The faithful from El Paso have sent him many letters requesting a holy bishop here in our Diocese and Las Cruces. It seems clear that since he became the head of that Congregation, (and Vigano the Nunico), better bishops have been named in the USA (better than in the past, that is, this is all comparative). A few individuals who know more of the inner workings of the Vatican have told me he is one of the best Cardinals, and his election to the Papacy might be the best we could naturally hope for. While there may be other cardinals more favorable to tradition then he, out of those who seem to have a reasonable chance of being elected, he is probably the one who will favor tradition the most.

Cardinal Angelo Scola (71), appointed Archbishop of Milan in 2012 by Benedict XVI, while he was Patriarch of Venice. According to Jean-Marie Guenois, a journalist who writes for Le Figaro:
Angelo Scola’s experience is not as extensive as that of Marc Ouellet, but he is a leader, a great organizer, as well as an intellectual who was once Rector of the Pontifical Lateran University.

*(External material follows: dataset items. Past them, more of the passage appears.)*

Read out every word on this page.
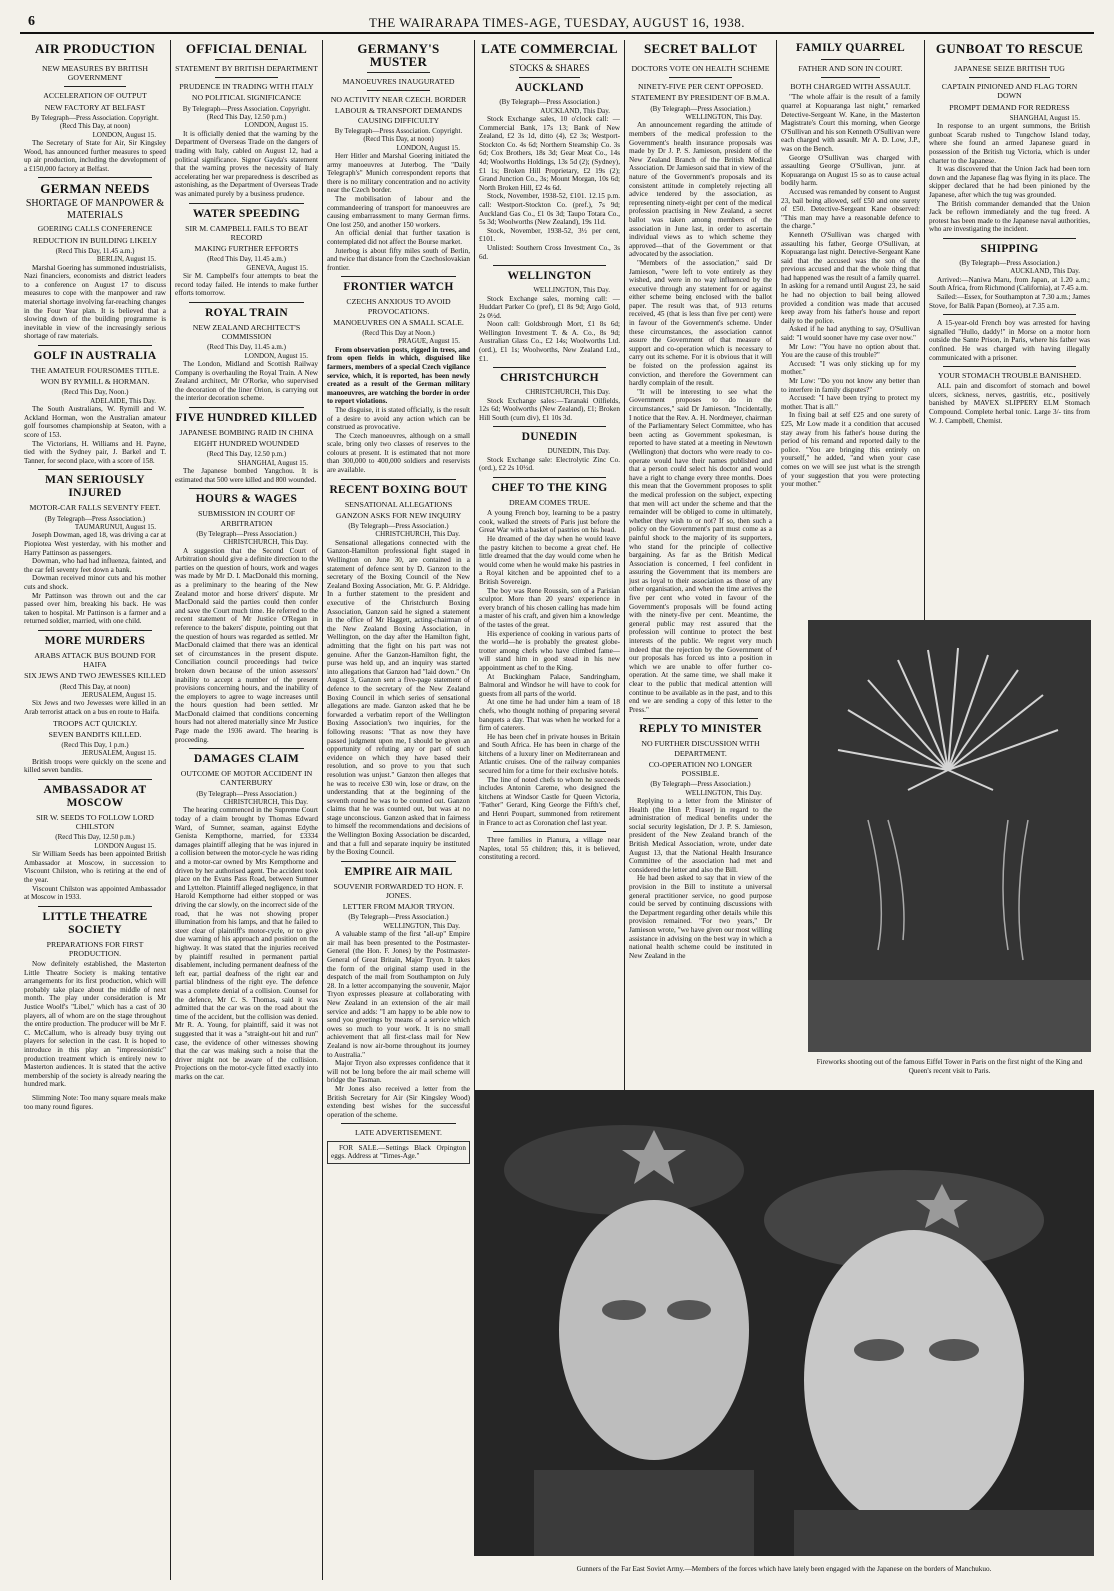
6	THE WAIRARAPA TIMES-AGE, TUESDAY, AUGUST 16, 1938.
AIR PRODUCTION
NEW MEASURES BY BRITISH GOVERNMENT
ACCELERATION OF OUTPUT
NEW FACTORY AT BELFAST
By Telegraph—Press Association. Copyright.
(Recd This Day, at noon)
LONDON, August 15.

The Secretary of State for Air, Sir Kingsley Wood, has announced further measures to speed up air production, including the development of a £150,000 factory at Belfast.

GERMAN NEEDS
SHORTAGE OF MANPOWER & MATERIALS
GOERING CALLS CONFERENCE
REDUCTION IN BUILDING LIKELY
(Recd This Day, 11.45 a.m.)
BERLIN, August 15.

Marshal Goering has summoned industrialists, Nazi financiers, economists and district leaders to a conference on August 17 to discuss measures to cope with the manpower and raw material shortage involving far-reaching changes in the Four Year plan. It is believed that a slowing down of the building programme is inevitable in view of the increasingly serious shortage of raw materials.

GOLF IN AUSTRALIA
THE AMATEUR FOURSOMES TITLE.
WON BY RYMILL & HORMAN.
(Recd This Day, Noon.)
ADELAIDE, This Day.

The South Australians, W. Rymill and W. Ackland Horman, won the Australian amateur golf foursomes championship at Seaton, with a score of 153.

The Victorians, H. Williams and H. Payne, tied with the Sydney pair, J. Barkel and T. Tanner, for second place, with a score of 158.

MAN SERIOUSLY INJURED
MOTOR-CAR FALLS SEVENTY FEET.
(By Telegraph—Press Association.)
TAUMARUNUI, August 15.

Joseph Dowman, aged 18, was driving a car at Piopiotea West yesterday, with his mother and Harry Pattinson as passengers.

Dowman, who had had influenza, fainted, and the car fell seventy feet down a bank.

Dowman received minor cuts and his mother cuts and shock.

Mr Pattinson was thrown out and the car passed over him, breaking his back. He was taken to hospital. Mr Pattinson is a farmer and a returned soldier, married, with one child.

MORE MURDERS
ARABS ATTACK BUS BOUND FOR HAIFA
SIX JEWS AND TWO JEWESSES KILLED
(Recd This Day, at noon)
JERUSALEM, August 15.

Six Jews and two Jewesses were killed in an Arab terrorist attack on a bus en route to Haifa.

TROOPS ACT QUICKLY.
SEVEN BANDITS KILLED.
(Recd This Day, 1 p.m.)
JERUSALEM, August 15.

British troops were quickly on the scene and killed seven bandits.

AMBASSADOR AT MOSCOW
SIR W. SEEDS TO FOLLOW LORD CHILSTON
(Recd This Day, 12.50 p.m.)
LONDON August 15.

Sir William Seeds has been appointed British Ambassador at Moscow, in succession to Viscount Chilston, who is retiring at the end of the year.

Viscount Chilston was appointed Ambassador at Moscow in 1933.

LITTLE THEATRE SOCIETY
PREPARATIONS FOR FIRST PRODUCTION.

Now definitely established, the Masterton Little Theatre Society is making tentative arrangements for its first production, which will probably take place about the middle of next month. The play under consideration is Mr Justice Woolf's "Libel," which has a cast of 30 players, all of whom are on the stage throughout the entire production. The producer will be Mr F. C. McCallum, who is already busy trying out players for selection in the cast. It is hoped to introduce in this play an "impressionistic" production treatment which is entirely new to Masterton audiences. It is stated that the active membership of the society is already nearing the hundred mark.

Slimming Note: Too many square meals make too many round figures.

OFFICIAL DENIAL
STATEMENT BY BRITISH DEPARTMENT
PRUDENCE IN TRADING WITH ITALY
NO POLITICAL SIGNIFICANCE
By Telegraph—Press Association. Copyright.
(Recd This Day, 12.50 p.m.)
LONDON, August 15.

It is officially denied that the warning by the Department of Overseas Trade on the dangers of trading with Italy, cabled on August 12, had a political significance. Signor Gayda's statement that the warning proves the necessity of Italy accelerating her war preparedness is described as astonishing, as the Department of Overseas Trade was animated purely by a business prudence.

WATER SPEEDING
SIR M. CAMPBELL FAILS TO BEAT RECORD
MAKING FURTHER EFFORTS
(Recd This Day, 11.45 a.m.)
GENEVA, August 15.

Sir M. Campbell's four attempts to beat the record today failed. He intends to make further efforts tomorrow.

ROYAL TRAIN
NEW ZEALAND ARCHITECT'S COMMISSION
(Recd This Day, 11.45 a.m.)
LONDON, August 15.

The London, Midland and Scottish Railway Company is overhauling the Royal Train. A New Zealand architect, Mr O'Rorke, who supervised the decoration of the liner Orion, is carrying out the interior decoration scheme.

FIVE HUNDRED KILLED
JAPANESE BOMBING RAID IN CHINA
EIGHT HUNDRED WOUNDED
(Recd This Day, 12.50 p.m.)
SHANGHAI, August 15.

The Japanese bombed Yangchou. It is estimated that 500 were killed and 800 wounded.

HOURS & WAGES
SUBMISSION IN COURT OF ARBITRATION
(By Telegraph—Press Association.)
CHRISTCHURCH, This Day.

A suggestion that the Second Court of Arbitration should give a definite direction to the parties on the question of hours, work and wages was made by Mr D. I. MacDonald this morning, as a preliminary to the hearing of the New Zealand motor and horse drivers' dispute. Mr MacDonald said the parties could then confer and save the Court much time. He referred to the recent statement of Mr Justice O'Regan in reference to the bakers' dispute, pointing out that the question of hours was regarded as settled. Mr MacDonald claimed that there was an identical set of circumstances in the present dispute. Conciliation council proceedings had twice broken down because of the union assessors' inability to accept a number of the present provisions concerning hours, and the inability of the employers to agree to wage increases until the hours question had been settled. Mr MacDonald claimed that conditions concerning hours had not altered materially since Mr Justice Page made the 1936 award. The hearing is proceeding.

DAMAGES CLAIM
OUTCOME OF MOTOR ACCIDENT IN CANTERBURY
(By Telegraph—Press Association.)
CHRISTCHURCH, This Day.

The hearing commenced in the Supreme Court today of a claim brought by Thomas Edward Ward, of Sumner, seaman, against Edythe Genista Kempthorne, married, for £3334 damages plaintiff alleging that he was injured in a collision between the motor-cycle he was riding and a motor-car owned by Mrs Kempthorne and driven by her authorised agent. The accident took place on the Evans Pass Road, between Sumner and Lyttelton. Plaintiff alleged negligence, in that Harold Kempthorne had either stopped or was driving the car slowly, on the incorrect side of the road, that he was not showing proper illumination from his lamps, and that he failed to steer clear of plaintiff's motor-cycle, or to give due warning of his approach and position on the highway. It was stated that the injuries received by plaintiff resulted in permanent partial disablement, including permanent deafness of the left ear, partial deafness of the right ear and partial blindness of the right eye. The defence was a complete denial of a collision. Counsel for the defence, Mr C. S. Thomas, said it was admitted that the car was on the road about the time of the accident, but the collision was denied. Mr R. A. Young, for plaintiff, said it was not suggested that it was a "straight-out hit and run" case, the evidence of other witnesses showing that the car was making such a noise that the driver might not be aware of the collision. Projections on the motor-cycle fitted exactly into marks on the car.

GERMANY'S MUSTER
MANOEUVRES INAUGURATED
NO ACTIVITY NEAR CZECH. BORDER
LABOUR & TRANSPORT DEMANDS CAUSING DIFFICULTY
By Telegraph—Press Association. Copyright.
(Recd This Day, at noon)
LONDON, August 15.

Herr Hitler and Marshal Goering initiated the army manoeuvres at Juterbog. The "Daily Telegraph's" Munich correspondent reports that there is no military concentration and no activity near the Czech border.

The mobilisation of labour and the commandeering of transport for manoeuvres are causing embarrassment to many German firms. One lost 250, and another 150 workers.

An official denial that further taxation is contemplated did not affect the Bourse market.

Juterbog is about fifty miles south of Berlin, and twice that distance from the Czechoslovakian frontier.

FRONTIER WATCH
CZECHS ANXIOUS TO AVOID PROVOCATIONS.
MANOEUVRES ON A SMALL SCALE.
(Recd This Day at Noon.)
PRAGUE, August 15.

From observation posts, rigged in trees, and from open fields in which, disguised like farmers, members of a special Czech vigilance service, which, it is reported, has been newly created as a result of the German military manoeuvres, are watching the border in order to report violations.

The disguise, it is stated officially, is the result of a desire to avoid any action which can be construed as provocative.

The Czech manoeuvres, although on a small scale, bring only two classes of reserves to the colours at present. It is estimated that not more than 300,000 to 400,000 soldiers and reservists are available.

RECENT BOXING BOUT
SENSATIONAL ALLEGATIONS
GANZON ASKS FOR NEW INQUIRY
(By Telegraph—Press Association.)
CHRISTCHURCH, This Day.

Sensational allegations connected with the Ganzon-Hamilton professional fight staged in Wellington on June 30, are contained in a statement of defence sent by D. Ganzon to the secretary of the Boxing Council of the New Zealand Boxing Association, Mr. G. P. Aldridge. In a further statement to the president and executive of the Christchurch Boxing Association, Ganzon said he signed a statement in the office of Mr Haggett, acting-chairman of the New Zealand Boxing Association, in Wellington, on the day after the Hamilton fight, admitting that the fight on his part was not genuine. After the Ganzon-Hamilton fight, the purse was held up, and an inquiry was started into allegations that Ganzon had "laid down." On August 3, Ganzon sent a five-page statement of defence to the secretary of the New Zealand Boxing Council in which series of sensational allegations are made. Ganzon asked that he be forwarded a verbatim report of the Wellington Boxing Association's two inquiries, for the following reasons: "That as now they have passed judgment upon me, I should be given an opportunity of refuting any or part of such evidence on which they have based their resolution, and so prove to you that such resolution was unjust." Ganzon then alleges that he was to receive £30 win, lose or draw, on the understanding that at the beginning of the seventh round he was to be counted out. Ganzon claims that he was counted out, but was at no stage unconscious. Ganzon asked that in fairness to himself the recommendations and decisions of the Wellington Boxing Association be discarded, and that a full and separate inquiry be instituted by the Boxing Council.

EMPIRE AIR MAIL
SOUVENIR FORWARDED TO HON. F. JONES.
LETTER FROM MAJOR TRYON.
(By Telegraph—Press Association.)
WELLINGTON, This Day.

A valuable stamp of the first "all-up" Empire air mail has been presented to the Postmaster-General (the Hon. F. Jones) by the Postmaster-General of Great Britain, Major Tryon. It takes the form of the original stamp used in the despatch of the mail from Southampton on July 28. In a letter accompanying the souvenir, Major Tryon expresses pleasure at collaborating with New Zealand in an extension of the air mail service and adds: "I am happy to be able now to send you greetings by means of a service which owes so much to your work. It is no small achievement that all first-class mail for New Zealand is now air-borne throughout its journey to Australia."

Major Tryon also expresses confidence that it will not be long before the air mail scheme will bridge the Tasman.

Mr Jones also received a letter from the British Secretary for Air (Sir Kingsley Wood) extending best wishes for the successful operation of the scheme.

LATE ADVERTISEMENT.

FOR SALE.—Settings Black Orpington eggs. Address at "Times-Age."

LATE COMMERCIAL
STOCKS & SHARES
AUCKLAND
(By Telegraph—Press Association.)
AUCKLAND, This Day.

Stock Exchange sales, 10 o'clock call: —Commercial Bank, 17s 13; Bank of New Zealand, £2 3s 1d, ditto (4), £2 3s; Westport-Stockton Co. 4s 6d; Northern Steamship Co. 3s 6d; Cox Brothers, 18s 3d; Gear Meat Co., 14s 4d; Woolworths Holdings, 13s 5d (2); (Sydney), £1 1s; Broken Hill Proprietary, £2 19s (2); Grand Junction Co., 3s; Mount Morgan, 10s 6d; North Broken Hill, £2 4s 6d.

Stock, November, 1938-52, £101. 12.15 p.m. call: Westport-Stockton Co. (pref.), 7s 9d; Auckland Gas Co., £1 0s 3d; Taupo Totara Co., 5s 3d; Woolworths (New Zealand), 19s 11d.

Stock, November, 1938-52, 3½ per cent, £101.

Unlisted: Southern Cross Investment Co., 3s 6d.

WELLINGTON
WELLINGTON, This Day.

Stock Exchange sales, morning call: —Huddart Parker Co (pref), £1 8s 9d; Argo Gold, 2s 0½d.

Noon call: Goldsbrough Mort, £1 8s 6d; Wellington Investment T. & A. Co., 8s 9d; Australian Glass Co., £2 14s; Woolworths Ltd. (ord.), £1 1s; Woolworths, New Zealand Ltd., £1.

CHRISTCHURCH
CHRISTCHURCH, This Day.

Stock Exchange sales:—Taranaki Oilfields, 12s 6d; Woolworths (New Zealand), £1; Broken Hill South (cum div), £1 10s 3d.

DUNEDIN
DUNEDIN, This Day.

Stock Exchange sale: Electrolytic Zinc Co. (ord.), £2 2s 10½d.

CHEF TO THE KING
DREAM COMES TRUE.

A young French boy, learning to be a pastry cook, walked the streets of Paris just before the Great War with a basket of pastries on his head.

He dreamed of the day when he would leave the pastry kitchen to become a great chef. He little dreamed that the day would come when he would come when he would make his pastries in a Royal kitchen and be appointed chef to a British Sovereign.

The boy was Rene Roussin, son of a Parisian sculptor. More than 20 years' experience in every branch of his chosen calling has made him a master of his craft, and given him a knowledge of the tastes of the great.

His experience of cooking in various parts of the world—he is probably the greatest globe-trotter among chefs who have climbed fame—will stand him in good stead in his new appointment as chef to the King.

At Buckingham Palace, Sandringham, Balmoral and Windsor he will have to cook for guests from all parts of the world.

At one time he had under him a team of 18 chefs, who thought nothing of preparing several banquets a day. That was when he worked for a firm of caterers.

He has been chef in private houses in Britain and South Africa. He has been in charge of the kitchens of a luxury liner on Mediterranean and Atlantic cruises. One of the railway companies secured him for a time for their exclusive hotels.

The line of noted chefs to whom he succeeds includes Antonin Careme, who designed the kitchens at Windsor Castle for Queen Victoria, "Father" Gerard, King George the Fifth's chef, and Henri Poupart, summoned from retirement in France to act as Coronation chef last year.

Three families in Pianura, a village near Naples, total 55 children; this, it is believed, constituting a record.

SECRET BALLOT
DOCTORS VOTE ON HEALTH SCHEME
NINETY-FIVE PER CENT OPPOSED.
STATEMENT BY PRESIDENT OF B.M.A.
(By Telegraph—Press Association.)
WELLINGTON, This Day.

An announcement regarding the attitude of members of the medical profession to the Government's health insurance proposals was made by Dr J. P. S. Jamieson, president of the New Zealand Branch of the British Medical Association. Dr Jamieson said that in view of the nature of the Government's proposals and its consistent attitude in completely rejecting all advice tendered by the association, as representing ninety-eight per cent of the medical profession practising in New Zealand, a secret ballot was taken among members of the association in June last, in order to ascertain individual views as to which scheme they approved—that of the Government or that advocated by the association.

"Members of the association," said Dr Jamieson, "were left to vote entirely as they wished, and were in no way influenced by the executive through any statement for or against either scheme being enclosed with the ballot paper. The result was that, of 913 returns received, 45 (that is less than five per cent) were in favour of the Government's scheme. Under these circumstances, the association cannot assure the Government of that measure of support and co-operation which is necessary to carry out its scheme. For it is obvious that it will be foisted on the profession against its conviction, and therefore the Government can hardly complain of the result.

"It will be interesting to see what the Government proposes to do in the circumstances," said Dr Jamieson. "Incidentally, I notice that the Rev. A. H. Nordmeyer, chairman of the Parliamentary Select Committee, who has been acting as Government spokesman, is reported to have stated at a meeting in Newtown (Wellington) that doctors who were ready to co-operate would have their names published and that a person could select his doctor and would have a right to change every three months. Does this mean that the Government proposes to split the medical profession on the subject, expecting that men will act under the scheme and that the remainder will be obliged to come in ultimately, whether they wish to or not? If so, then such a policy on the Government's part must come as a painful shock to the majority of its supporters, who stand for the principle of collective bargaining. As far as the British Medical Association is concerned, I feel confident in assuring the Government that its members are just as loyal to their association as those of any other organisation, and when the time arrives the five per cent who voted in favour of the Government's proposals will be found acting with the ninety-five per cent. Meantime, the general public may rest assured that the profession will continue to protect the best interests of the public. We regret very much indeed that the rejection by the Government of our proposals has forced us into a position in which we are unable to offer further co-operation. At the same time, we shall make it clear to the public that medical attention will continue to be available as in the past, and to this end we are sending a copy of this letter to the Press."

REPLY TO MINISTER
NO FURTHER DISCUSSION WITH DEPARTMENT.
CO-OPERATION NO LONGER POSSIBLE.
(By Telegraph—Press Association.)
WELLINGTON, This Day.

Replying to a letter from the Minister of Health (the Hon P. Fraser) in regard to the administration of medical benefits under the social security legislation, Dr J. P. S. Jamieson, president of the New Zealand branch of the British Medical Association, wrote, under date August 13, that the National Health Insurance Committee of the association had met and considered the letter and also the Bill.

He had been asked to say that in view of the provision in the Bill to institute a universal general practitioner service, no good purpose could be served by continuing discussions with the Department regarding other details while this provision remained. "For two years," Dr Jamieson wrote, "we have given our most willing assistance in advising on the best way in which a national health scheme could be instituted in New Zealand in the

FAMILY QUARREL
FATHER AND SON IN COURT.
BOTH CHARGED WITH ASSAULT.

"The whole affair is the result of a family quarrel at Kopuaranga last night," remarked Detective-Sergeant W. Kane, in the Masterton Magistrate's Court this morning, when George O'Sullivan and his son Kenneth O'Sullivan were each charged with assault. Mr A. D. Low, J.P., was on the Bench.

George O'Sullivan was charged with assaulting George O'Sullivan, junr. at Kopuaranga on August 15 so as to cause actual bodily harm.

Accused was remanded by consent to August 23, bail being allowed, self £50 and one surety of £50. Detective-Sergeant Kane observed: "This man may have a reasonable defence to the charge."

Kenneth O'Sullivan was charged with assaulting his father, George O'Sullivan, at Kopuaranga last night. Detective-Sergeant Kane said that the accused was the son of the previous accused and that the whole thing that had happened was the result of a family quarrel. In asking for a remand until August 23, he said he had no objection to bail being allowed provided a condition was made that accused keep away from his father's house and report daily to the police.

Asked if he had anything to say, O'Sullivan said: "I would sooner have my case over now."

Mr Low: "You have no option about that. You are the cause of this trouble?"

Accused: "I was only sticking up for my mother."

Mr Low: "Do you not know any better than to interfere in family disputes?"

Accused: "I have been trying to protect my mother. That is all."

In fixing bail at self £25 and one surety of £25, Mr Low made it a condition that accused stay away from his father's house during the period of his remand and reported daily to the police. "You are bringing this entirely on yourself," he added, "and when your case comes on we will see just what is the strength of your suggestion that you were protecting your mother."

GUNBOAT TO RESCUE
JAPANESE SEIZE BRITISH TUG
CAPTAIN PINIONED AND FLAG TORN DOWN
PROMPT DEMAND FOR REDRESS
SHANGHAI, August 15.

In response to an urgent summons, the British gunboat Scarab rushed to Tungchow Island today, where she found an armed Japanese guard in possession of the British tug Victoria, which is under charter to the Japanese.

It was discovered that the Union Jack had been torn down and the Japanese flag was flying in its place. The skipper declared that he had been pinioned by the Japanese, after which the tug was grounded.

The British commander demanded that the Union Jack be reflown immediately and the tug freed. A protest has been made to the Japanese naval authorities, who are investigating the incident.

SHIPPING
(By Telegraph—Press Association.)
AUCKLAND, This Day.

Arrived:—Naniwa Maru, from Japan, at 1.20 a.m.; South Africa, from Richmond (California), at 7.45 a.m.

Sailed:—Essex, for Southampton at 7.30 a.m.; James Stove, for Balik Papan (Borneo), at 7.35 a.m.

A 15-year-old French boy was arrested for having signalled "Hullo, daddy!" in Morse on a motor horn outside the Sante Prison, in Paris, where his father was confined. He was charged with having illegally communicated with a prisoner.

YOUR STOMACH TROUBLE BANISHED.

ALL pain and discomfort of stomach and bowel ulcers, sickness, nerves, gastritis, etc., positively banished by MAVEX SLIPPERY ELM Stomach Compound. Complete herbal tonic. Large 3/- tins from W. J. Campbell, Chemist.

Fireworks shooting out of the famous Eiffel Tower in Paris on the first night of the King and Queen's recent visit to Paris.
Gunners of the Far East Soviet Army.—Members of the forces which have lately been engaged with the Japanese on the borders of Manchukuo.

I do not know too much about him. I do know that he replaced Cardinal Tettamanzi, who was perhaps the worst and most liberal Cardinal in Europe (surely in Italy). He was opposed by the extreme liberals that supported Tettamanzi. He has also been more favorable than his predecessor towards the Ambroisan rite, which can only be celebrated in Milan and has a great affinity to the Traditional Roman Rite.

He attracted notice in Venice by returning to that city’s great tradition of relations with the East and the Arab world, by creating an international research foundation, Oasis. He is the Italian candidate, even though he does not have unanimous support among the cardinals of his country because of his spiritual affiliation with the Communion and Liberation movement. This movement began as an anti-Marxist group, but I do not know what orientation it has these days. I have to assume it is still on the positive side of the various groups that have multiplied in the Church this past century.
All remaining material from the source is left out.